The percentage change for Adelie penguins which the Lambert and his team studied for several years in Antarctica, is slightly lower than the Touatara. The percentage of Touatara is significantly faster than for animals like the bear cave, the lion, the horse.
"Of course we expected that touatara doing everything late - they grow slowly, reproduce slowly and have a very slow metabolism, would have evolved slowly. In fact, at DNA, evolving incredibly rapidly, which supports the hypothesis previously proposed by the evolutionary biologist Allan Wilson, who said that the rate of molecular evolution was not related to the rate of morphological evolution.
Alan Wilson is a veteran of molecular evolution. His ideas were controversial when it introduced forty years ago, but new research supports them.
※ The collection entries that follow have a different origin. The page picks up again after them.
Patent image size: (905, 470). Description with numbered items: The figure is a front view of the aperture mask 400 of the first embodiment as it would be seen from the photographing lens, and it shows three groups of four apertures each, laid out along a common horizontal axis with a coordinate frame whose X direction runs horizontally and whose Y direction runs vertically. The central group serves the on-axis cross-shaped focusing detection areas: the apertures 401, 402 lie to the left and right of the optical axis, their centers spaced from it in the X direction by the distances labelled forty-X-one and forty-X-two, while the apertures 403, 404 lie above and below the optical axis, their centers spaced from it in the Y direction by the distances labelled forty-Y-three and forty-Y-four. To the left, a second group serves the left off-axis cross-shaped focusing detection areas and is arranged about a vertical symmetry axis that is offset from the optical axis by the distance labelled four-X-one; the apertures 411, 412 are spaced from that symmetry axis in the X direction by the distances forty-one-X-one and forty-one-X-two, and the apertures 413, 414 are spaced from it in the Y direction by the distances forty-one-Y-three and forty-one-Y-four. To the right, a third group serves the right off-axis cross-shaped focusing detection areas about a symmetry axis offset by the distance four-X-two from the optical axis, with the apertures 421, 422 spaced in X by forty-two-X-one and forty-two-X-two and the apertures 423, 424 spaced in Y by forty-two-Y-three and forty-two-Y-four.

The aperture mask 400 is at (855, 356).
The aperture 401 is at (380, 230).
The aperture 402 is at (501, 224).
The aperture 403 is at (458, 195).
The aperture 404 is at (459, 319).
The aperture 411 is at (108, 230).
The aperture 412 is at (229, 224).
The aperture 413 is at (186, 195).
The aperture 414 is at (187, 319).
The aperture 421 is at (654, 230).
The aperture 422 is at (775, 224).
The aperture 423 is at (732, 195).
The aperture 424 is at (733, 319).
Professor Lambert says the findings could be useful in future surveys and plans for managing touatara, and the team now hopes to expand its work in the evolution of other animal species.
"We want to go and measure the rate of molecular evolution for humans, and to work more with the MET and Antarctic fish to see if rates of DNA change are independently in these species. There are human mummies in the Andes and some very good samples in Siberia where we have partners, so we hope that we can measure the rate of human evolution in these cases. The toatar, Sphendon punctatus, found only in New Zealand and is the sole survivor of a class of reptiles, Sphenodontia who lived with the dinosaurs, and initially got from other reptiles 200 million years ago during the Upper Jurassic.